If the variety of weaponry and armor weren’t enough to keep players happy, Outriders has implemented a fantastic job class system, granting each style a completely unique, powerful set of combat abilities. From immolating foes behind cover as the Pyromancer, to warping behind enemies as a Trickster, to the Technomancer’s sniping and gadgets, to the Devastator’s in-your-face rock-based earthquakes, there’s something here for everyone’s playstyle. Each class also gets three skill trees to further customize your experience. These can be modified and enhanced depending on the gear mods you have equipped. Classes complement one another, too, allowing a diverse crew of up to three people to connect and take on challenges together.
With a welcome variety of environments and plenty of areas to explore, Outriders will give you lots to do. From taking on the slew of hunts, bounties, and side missions to completing your in-game accolades, you’ll wonder when to focus on the main story. As with most loot-driven games, finishing the narrative doesn’t end your experience. You can take on additional tasks to overcome foes and search for loot after the credits roll.
With regards to the game’s aesthetic, Outriders is a fantastic-looking game. From lush jungles to deserts to icy mountains and volcanos, the game has fantastic environmental variety. This keeps things from feeling stale. Enemy design is fairly diverse as well, showcasing alien beasts and birds, Mad Max-like enemies, and altered superhumans. What voice acting there is feels well done for the most part, though there are a few dull moments. The game’s sense of humor helps break up a bit of that, though. Don’t forget, each class has a wide range of superpowers that all look incredible as well. From setting a volcanic eruption under someone’s feet to watching them disintegrate after being sliced with a temporal blade, the attention to detail feels fresh every time.

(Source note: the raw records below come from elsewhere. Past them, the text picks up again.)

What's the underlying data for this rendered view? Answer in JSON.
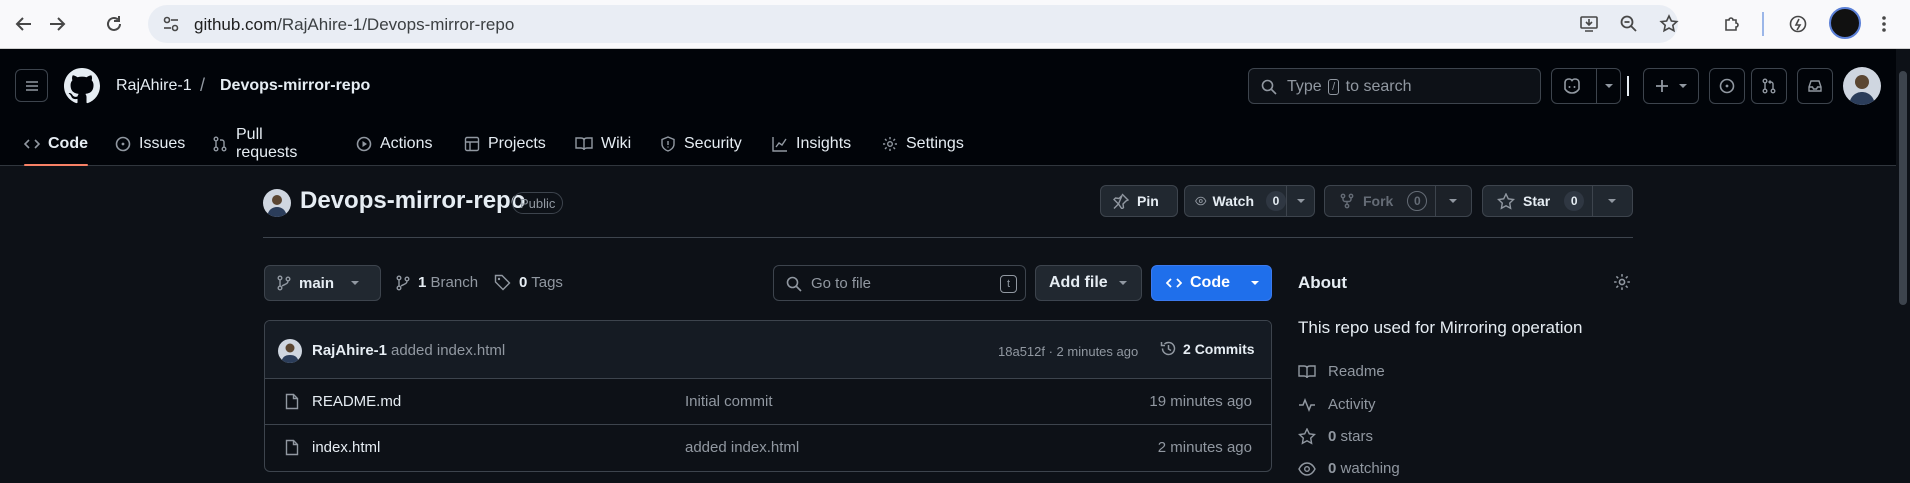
{
  "browser": {
    "url_host": "github.com",
    "url_path": "/RajAhire-1/Devops-mirror-repo"
  },
  "header": {
    "owner": "RajAhire-1",
    "separator": "/",
    "repo": "Devops-mirror-repo",
    "search": {
      "prefix": "Type",
      "key": "/",
      "suffix": "to search"
    }
  },
  "tabs": [
    {
      "label": "Code",
      "icon": "code-icon"
    },
    {
      "label": "Issues",
      "icon": "issue-opened-icon"
    },
    {
      "label": "Pull requests",
      "icon": "git-pull-request-icon"
    },
    {
      "label": "Actions",
      "icon": "play-icon"
    },
    {
      "label": "Projects",
      "icon": "table-icon"
    },
    {
      "label": "Wiki",
      "icon": "book-icon"
    },
    {
      "label": "Security",
      "icon": "shield-icon"
    },
    {
      "label": "Insights",
      "icon": "graph-icon"
    },
    {
      "label": "Settings",
      "icon": "gear-icon"
    }
  ],
  "repo": {
    "title": "Devops-mirror-repo",
    "visibility": "Public",
    "pin_label": "Pin",
    "watch_label": "Watch",
    "watch_count": "0",
    "fork_label": "Fork",
    "fork_count": "0",
    "star_label": "Star",
    "star_count": "0"
  },
  "controls": {
    "branch": "main",
    "branch_count": "1",
    "branch_label": "Branch",
    "tag_count": "0",
    "tag_label": "Tags",
    "go_to_file": "Go to file",
    "go_to_file_key": "t",
    "add_file": "Add file",
    "code": "Code"
  },
  "latest_commit": {
    "author": "RajAhire-1",
    "message": "added index.html",
    "sha_time": "18a512f · 2 minutes ago",
    "commits_count": "2",
    "commits_label": "Commits"
  },
  "files": [
    {
      "name": "README.md",
      "message": "Initial commit",
      "time": "19 minutes ago"
    },
    {
      "name": "index.html",
      "message": "added index.html",
      "time": "2 minutes ago"
    }
  ],
  "about": {
    "heading": "About",
    "description": "This repo used for Mirroring operation",
    "readme": "Readme",
    "activity": "Activity",
    "stars_count": "0",
    "stars_label": "stars",
    "watching_count": "0",
    "watching_label": "watching"
  },
  "colors": {
    "background": "#0d1117",
    "header_bg": "#010409",
    "accent_tab": "#f78166",
    "primary_button": "#1f6feb"
  }
}
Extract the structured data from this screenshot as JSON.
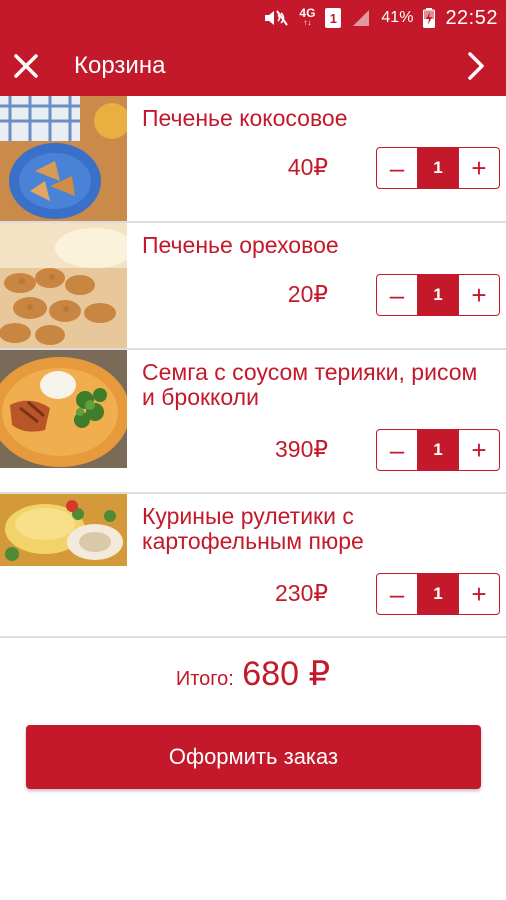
{
  "status_bar": {
    "network": "4G",
    "network_sub": "↑↓",
    "sim_number": "1",
    "battery": "41%",
    "time": "22:52"
  },
  "app_bar": {
    "title": "Корзина",
    "close_icon": "close-icon",
    "next_icon": "chevron-right-icon"
  },
  "colors": {
    "accent": "#c3192a",
    "divider": "#dcdcdc"
  },
  "cart": {
    "items": [
      {
        "name": "Печенье кокосовое",
        "price": "40₽",
        "quantity": "1",
        "image": "coconut-cookies-photo"
      },
      {
        "name": "Печенье ореховое",
        "price": "20₽",
        "quantity": "1",
        "image": "nut-cookies-photo"
      },
      {
        "name": "Семга с соусом терияки, рисом и брокколи",
        "price": "390₽",
        "quantity": "1",
        "image": "salmon-teriyaki-photo"
      },
      {
        "name": "Куриные рулетики с картофельным пюре",
        "price": "230₽",
        "quantity": "1",
        "image": "chicken-rolls-photo"
      }
    ],
    "minus_label": "–",
    "plus_label": "+"
  },
  "total": {
    "label": "Итого:",
    "amount": "680 ₽"
  },
  "checkout": {
    "label": "Оформить заказ"
  }
}
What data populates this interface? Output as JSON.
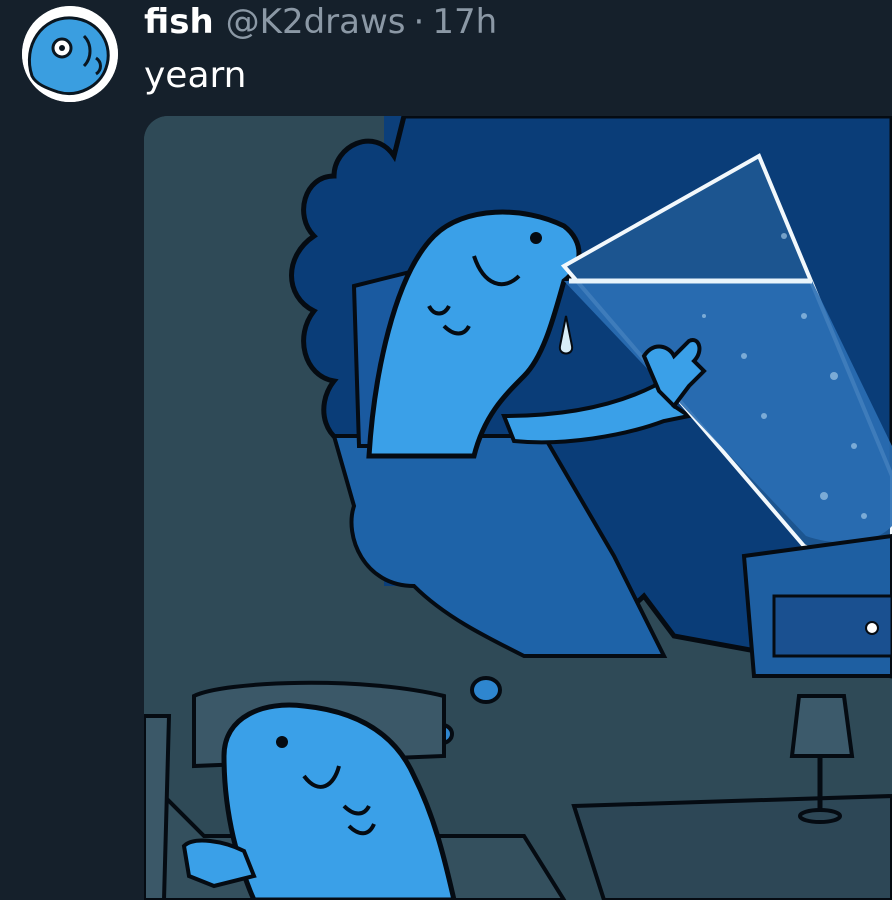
{
  "post": {
    "display_name": "fish",
    "handle": "@K2draws",
    "separator": "·",
    "timestamp": "17h",
    "text": "yearn"
  },
  "media": {
    "description_icon": "comic-illustration"
  },
  "colors": {
    "background": "#15202b",
    "name": "#ffffff",
    "muted": "#8b98a5",
    "fish_blue": "#3a9ee0",
    "dream_blue": "#0c4a8c",
    "room_gray": "#2f4a57"
  }
}
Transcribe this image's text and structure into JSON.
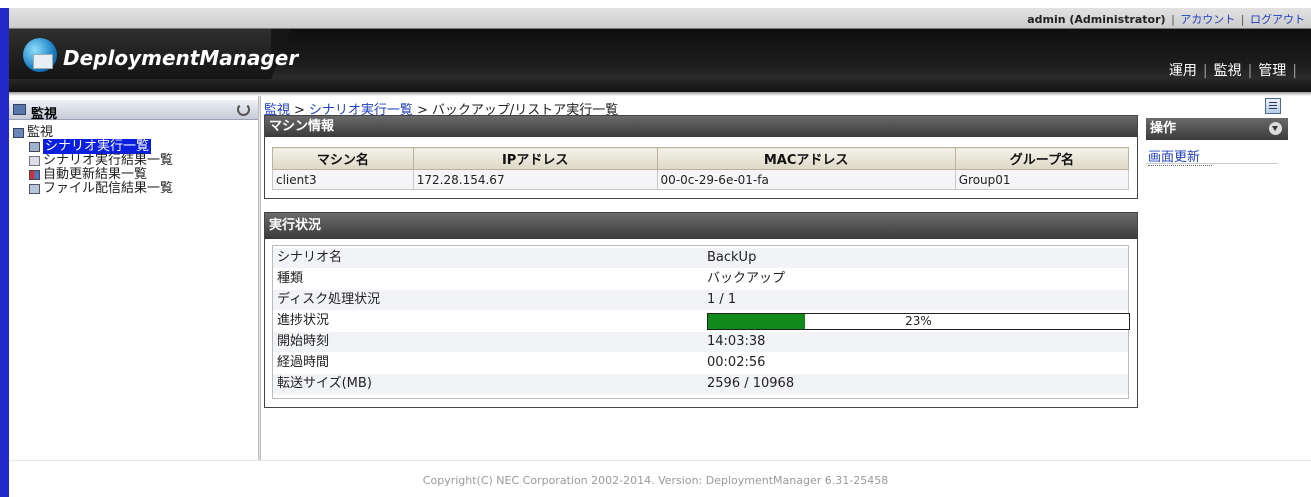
{
  "header": {
    "user": "admin (Administrator)",
    "account_link": "アカウント",
    "logout_link": "ログアウト",
    "logo_text": "DeploymentManager",
    "nav": [
      "運用",
      "監視",
      "管理"
    ]
  },
  "sidebar": {
    "title": "監視",
    "tree": {
      "root": "監視",
      "items": [
        "シナリオ実行一覧",
        "シナリオ実行結果一覧",
        "自動更新結果一覧",
        "ファイル配信結果一覧"
      ],
      "selected": "シナリオ実行一覧"
    }
  },
  "breadcrumb": {
    "crumbs": [
      "監視",
      "シナリオ実行一覧"
    ],
    "current": "バックアップ/リストア実行一覧",
    "separator": ">"
  },
  "machine_info": {
    "title": "マシン情報",
    "columns": [
      "マシン名",
      "IPアドレス",
      "MACアドレス",
      "グループ名"
    ],
    "row": [
      "client3",
      "172.28.154.67",
      "00-0c-29-6e-01-fa",
      "Group01"
    ]
  },
  "execution_status": {
    "title": "実行状況",
    "rows": [
      {
        "label": "シナリオ名",
        "value": "BackUp"
      },
      {
        "label": "種類",
        "value": "バックアップ"
      },
      {
        "label": "ディスク処理状況",
        "value": "1 / 1"
      },
      {
        "label": "進捗状況",
        "value": "23%"
      },
      {
        "label": "開始時刻",
        "value": "14:03:38"
      },
      {
        "label": "経過時間",
        "value": "00:02:56"
      },
      {
        "label": "転送サイズ(MB)",
        "value": "2596 / 10968"
      }
    ],
    "progress_fraction": 0.23
  },
  "operations": {
    "title": "操作",
    "refresh_link": "画面更新"
  },
  "footer": {
    "copyright": "Copyright(C) NEC Corporation 2002-2014. Version: DeploymentManager 6.31-25458"
  },
  "colors": {
    "accent_blue": "#2329c8",
    "progress_green": "#128a1b",
    "selected_bg": "#0a1fe0"
  }
}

Outriders has undoubtedly had a rocky technical start. Despite that, it has proven itself to be one of the most challenging, rewarding, addictive games I’ve played in years. The narrative probably won’t blow anyone out of the water, but it’s a fun ride with some good moments. The gameplay loop will keep you coming back for dozens of hours, though. Now if you’ll excuse me, I have some more exploring to do.
Review copy generously provided by Square Enix.
The Bottom Line
Outriders is a fantastic third person shooter with addictive loot mechanics, fun superhuman powers, and a solid narrative anyone without an aversion to foul language can enjoy.